Local Demand Drivers¶
The initial question was whether local conditions, especially weather, help explain Nova demand. The answer is yes, but weather is not the main story. Bad weather is associated with higher demand in some categories, but the demand model points more strongly to service supply as the largest predictor family.

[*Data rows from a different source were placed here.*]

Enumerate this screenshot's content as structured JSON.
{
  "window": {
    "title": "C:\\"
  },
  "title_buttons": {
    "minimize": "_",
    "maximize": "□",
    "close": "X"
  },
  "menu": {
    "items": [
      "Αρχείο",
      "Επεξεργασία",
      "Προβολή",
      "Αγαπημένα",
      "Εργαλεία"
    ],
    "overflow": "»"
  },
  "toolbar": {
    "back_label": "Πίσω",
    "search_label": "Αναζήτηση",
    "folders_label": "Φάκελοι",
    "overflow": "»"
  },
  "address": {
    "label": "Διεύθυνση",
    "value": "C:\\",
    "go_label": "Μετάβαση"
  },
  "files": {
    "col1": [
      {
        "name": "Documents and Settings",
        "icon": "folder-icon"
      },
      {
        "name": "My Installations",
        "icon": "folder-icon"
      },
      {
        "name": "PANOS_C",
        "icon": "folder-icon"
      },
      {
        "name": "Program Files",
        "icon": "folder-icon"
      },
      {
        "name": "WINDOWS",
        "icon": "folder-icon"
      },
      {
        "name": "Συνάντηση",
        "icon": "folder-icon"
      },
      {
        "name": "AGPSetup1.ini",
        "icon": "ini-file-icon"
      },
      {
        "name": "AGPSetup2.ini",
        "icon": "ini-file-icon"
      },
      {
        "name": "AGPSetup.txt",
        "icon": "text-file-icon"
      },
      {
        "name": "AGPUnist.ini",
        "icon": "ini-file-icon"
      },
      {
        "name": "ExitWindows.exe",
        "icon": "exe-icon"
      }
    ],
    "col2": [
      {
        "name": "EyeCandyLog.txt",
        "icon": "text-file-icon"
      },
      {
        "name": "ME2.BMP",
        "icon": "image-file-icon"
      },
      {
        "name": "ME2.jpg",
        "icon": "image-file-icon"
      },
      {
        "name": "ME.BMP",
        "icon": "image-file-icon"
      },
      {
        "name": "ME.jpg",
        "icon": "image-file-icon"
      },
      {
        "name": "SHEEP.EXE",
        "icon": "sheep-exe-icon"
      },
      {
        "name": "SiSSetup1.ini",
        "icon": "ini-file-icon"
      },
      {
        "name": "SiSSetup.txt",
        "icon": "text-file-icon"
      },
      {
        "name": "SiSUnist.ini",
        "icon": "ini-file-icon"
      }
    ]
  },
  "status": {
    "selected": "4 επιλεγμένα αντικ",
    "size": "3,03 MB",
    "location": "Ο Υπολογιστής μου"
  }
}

In plain terms: Nova demand appears most predictable where the marketplace has enough high-quality services available. Weather still matters for operations, especially Food Delivery and Ride Hailing, but service depth and quality are the more strategic growth lever.
Key takeaway
Weather explains some daily demand movement, but marketplace supply is the stronger business signal. To grow demand, Nova should focus on service quality and availability, then use weather and hourly patterns for operational planning.
Key Findings¶
| Finding | Metric | Interpretation |
|---|---|---|
| Food Delivery rises in bad weather | +7.00% transaction lift | Weather-sensitive convenience demand is visible in meal delivery |
| Ride Hailing also rises in bad weather | +6.58% transaction lift | Mobility demand increases when conditions make travel harder |
| Grocery value is weather-sensitive | +10.25% GMV lift | Bad weather can increase basket value even when transaction lift is smaller |
| Digital Wallet is less weather-sensitive | -0.84% transaction lift | Purely digital activity is less tied to local weather conditions |
| Service supply is the strongest predictor family | Largest feature-family importance in the model | Active services, ratings, popularity, and service-tier mix explain more demand variation than weather alone |
Business Insights¶
The operational takeaway is to prepare Food Delivery and Ride Hailing capacity around bad-weather periods. The strategic takeaway is broader: improving service availability and quality is more actionable than treating weather as the core growth lever.
Hourly behavior supports the same idea. Food Delivery concentrates around meal windows, Ride Hailing rises around commute-like periods, and other categories are steadier. This suggests category-specific staffing, campaign timing, and supply planning should be more effective than a single platform-wide demand rule.
The market clustering adds the portfolio lens:
| Cluster | Markets | Recommended playbook |
|---|---|---|
| Developed high-value growth markets | London, New York, Tokyo | Manage around high-value growth and reliability |
| High-demand supply-led markets | Bangalore, Jakarta, Manila, Mumbai | Protect and deepen service supply |
| High-opportunity outlier | Singapore | Treat as a separate strategic growth bet |
| Broad monitor markets | Bangkok, Dubai, Ho Chi Minh City, Istanbul, Mexico City, Riyadh, Sao Paulo, Sydney | Diagnose demand and supply gaps before aggressive scaling |
Interpretation
Feature importance shows predictive association, not causality. The model does not prove that adding services automatically causes demand growth, but it gives a clear business signal: supply health should be managed alongside weather and market context.
This page combines dbt feature engineering with Python modeling in notebooks. The Tableau dashboard is the final layer.
dbt Feature Engineering¶
| Mart | Grain | Role |
|---|---|---|
mart_geo_market_category_day_features |
market + category + date | Main feature table for demand modeling and weather analysis |
mart_geo_weather_category_effects |
category, with all-market and market-level rows | Bad-weather transaction and GMV lift |
mart_geo_category_hourly_demand |
market + category + hour | Hourly category demand curves |
mart_geo_market_cluster_features |
market | Feature table for market clustering |
The feature mart joins transaction aggregates, calendar fields, market context, country macro indicators, service supply, and daily Open-Meteo weather into a complete market-category-day grid.
Predictive Modeling¶
notebooks/geo_demand_modeling.ipynb models daily transactions using scikit-learn:
| Step | Implementation |
|---|---|
| Target | transactions at market-category-day grain |
| Split | Chronological train/validation split: January-October vs November-December 2024 |
| Models | Market-category average baseline, Ridge regression, Random Forest regression |
| Interpretation | Validation-based permutation importance grouped into feature families |
| Output | Feature importance and feature-family importance tables written back to BigQuery |
Market Clustering¶
notebooks/geo_market_clustering.ipynb uses KMeans to group the 16 markets into strategic archetypes. The clustering uses market scale, GMV, growth, supply, reliability, macro context, opportunity scores, category mix, and weather sensitivity.
Modeling caveat
The regression and clustering outputs support analysis and storytelling. They are not production forecasting or final operating rules.